Key Stage 2 SATs are the first major assessment most children face, and for Sherborne families they carry real weight. SATs results influence secondary school setting, and in some areas they affect school placement. Our dedicated educators prepare Year 5 and Year 6 students for all four papers — arithmetic, mathematical reasoning (Papers 2 and 3), reading, and grammar, punctuation and spelling — building confidence alongside capability.
Support for Your Child
If your young learner in Sherborne is approaching SATs, we can help them feel ready. Write to us to discuss where they are now and what support would make the most difference.
Number Skills
The arithmetic paper tests calculation skills: long multiplication, long division, fractions, decimals, and percentages. There's no room for reasoning here — it's about speed and accuracy. Our dedicated educators in Sherborne build these skills through regular practice, focusing on the methods children are expected to use and the common errors that cost marks. Fluent arithmetic is also the foundation for the two reasoning papers, so time spent here pays off twice.
When to Start
Starting in Year 5 gives the most time to fill gaps — particularly in maths, where foundational weaknesses can be hard to fix quickly. Year 6 preparation then focuses on applying those skills under test conditions. For Sherborne families who come to us in Year 6, we can still make a significant difference by targeting the topics most likely to appear and building exam technique rapidly. But earlier is always better, especially for children who find reading or maths genuinely difficult.
The GPS Test
The GPS paper tests grammar terminology (subordinate clauses, modal verbs, relative pronouns) alongside spelling and punctuation. It's often the paper that children in Sherborne find most unfamiliar, because the metalanguage can be confusing. Our dedicated educators teach this vocabulary explicitly, using examples and practice questions to make abstract concepts concrete. Spelling lists are practised regularly, and common patterns are taught systematically.
How We Track Improvement
Parents in Sherborne should be able to see tangible evidence that tutoring is working. After each block of work, the tutor provides a brief update on what was covered, how the learner responded, and what comes next. For exam-level pupils, we track scores on topic tests and timed papers, giving a concrete picture of improvement — not vague reassurances. If progress stalls, we adjust the approach rather than repeating what is not working.

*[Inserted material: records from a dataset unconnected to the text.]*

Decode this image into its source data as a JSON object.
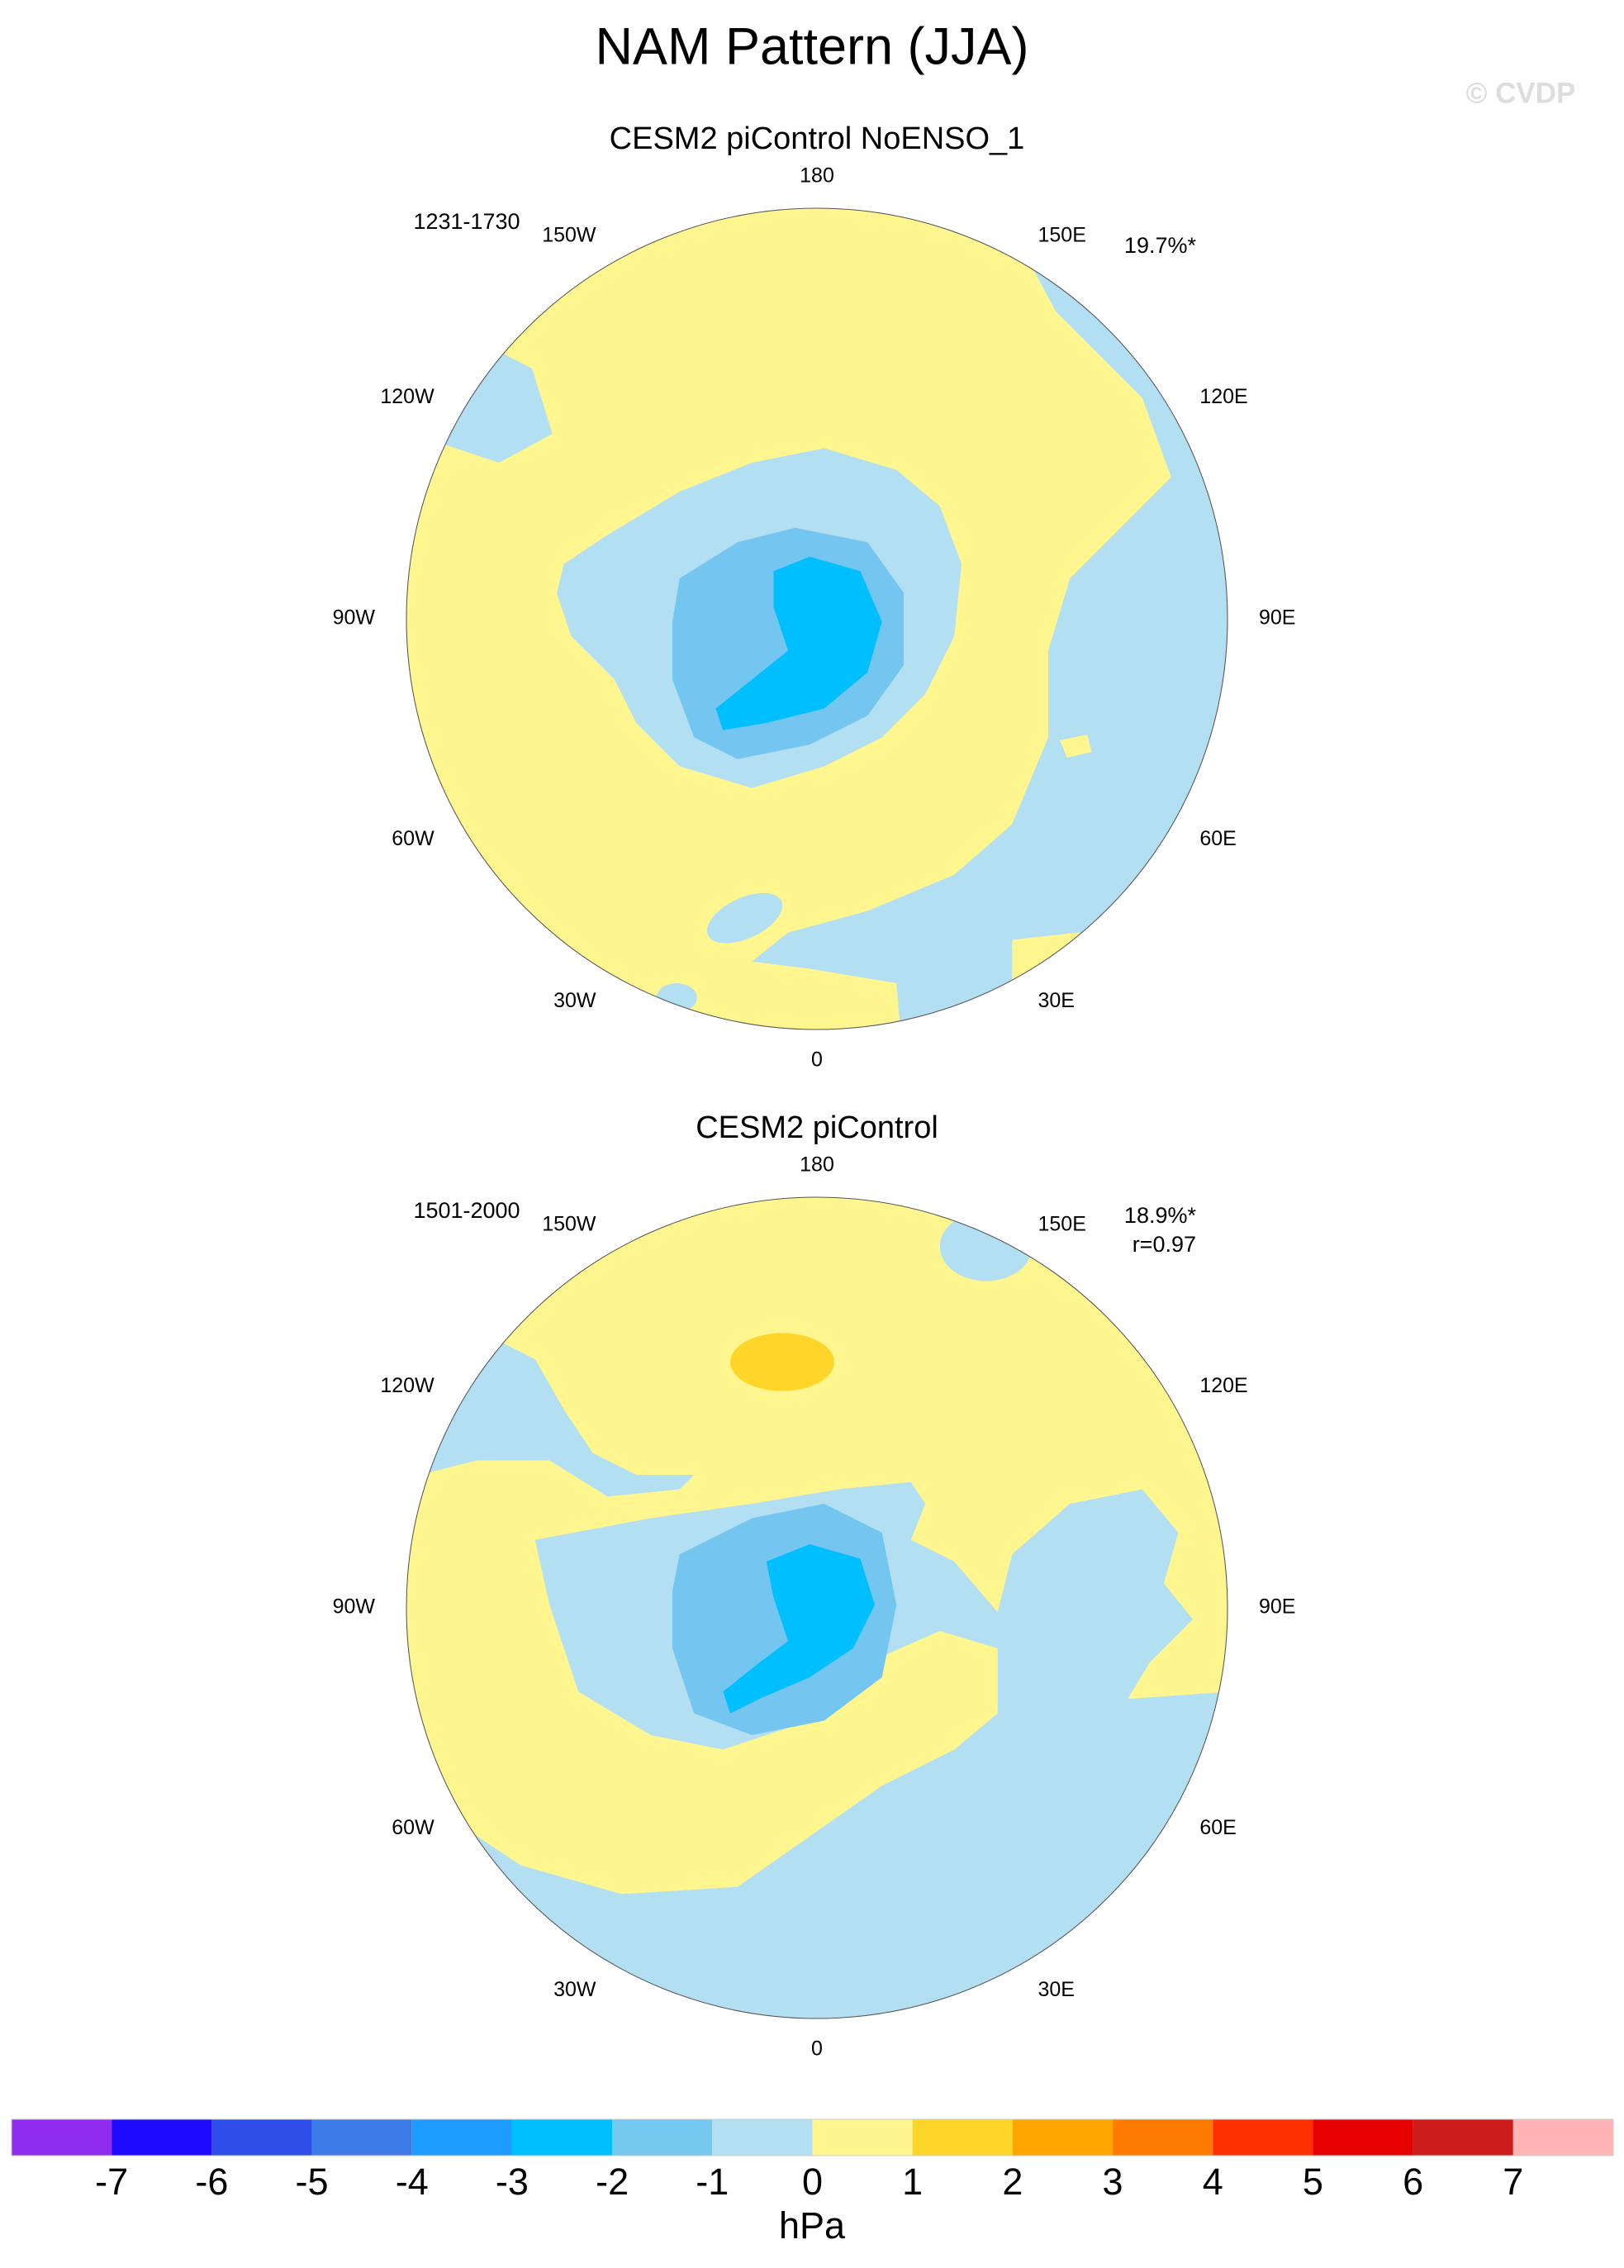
{
  "title": "NAM Pattern (JJA)",
  "watermark": "© CVDP",
  "panels": [
    {
      "title": "CESM2 piControl NoENSO_1",
      "period": "1231-1730",
      "stats": [
        "19.7%*"
      ],
      "lon_labels": [
        "180",
        "150E",
        "120E",
        "90E",
        "60E",
        "30E",
        "0",
        "30W",
        "60W",
        "90W",
        "120W",
        "150W"
      ]
    },
    {
      "title": "CESM2 piControl",
      "period": "1501-2000",
      "stats": [
        "18.9%*",
        "r=0.97"
      ],
      "lon_labels": [
        "180",
        "150E",
        "120E",
        "90E",
        "60E",
        "30E",
        "0",
        "30W",
        "60W",
        "90W",
        "120W",
        "150W"
      ]
    }
  ],
  "colorbar": {
    "levels": [
      -7,
      -6,
      -5,
      -4,
      -3,
      -2,
      -1,
      0,
      1,
      2,
      3,
      4,
      5,
      6,
      7
    ],
    "colors": [
      "#8f2cf0",
      "#1e0aff",
      "#2d4ce8",
      "#3a7be8",
      "#1e9bff",
      "#00bfff",
      "#75c9f0",
      "#b3dff2",
      "#fff68f",
      "#ffd52a",
      "#ffa500",
      "#ff7b00",
      "#ff3000",
      "#e60000",
      "#cd1c1c",
      "#ffb3b5"
    ],
    "units": "hPa"
  }
}
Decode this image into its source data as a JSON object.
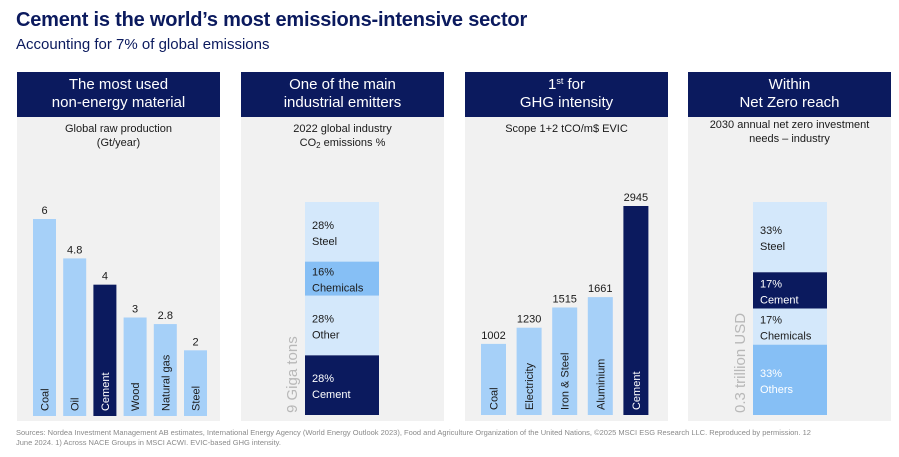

Working Around Your Schedule
Scheduling needs to work for the whole family. In Sherborne, we offer morning, afternoon, evening, and weekend availability to fit around school, sport, and family commitments. Whether the preference is a fixed weekly slot or a more adaptable arrangement, we accommodate it. During busier periods — mock exam season, for instance — many families increase frequency before scaling back again.
Reading Skills
The reading paper presents three texts of increasing difficulty and asks questions that test retrieval, inference, vocabulary, and summary. Many Sherborne children find the final text challenging — it's often a pre-1900 extract or a piece of non-fiction with unfamiliar language. Our dedicated educators prepare students by practising with real SATs papers and teaching strategies for each question type: how to find evidence, how to explain an author's word choice, how to summarise a paragraph concisely.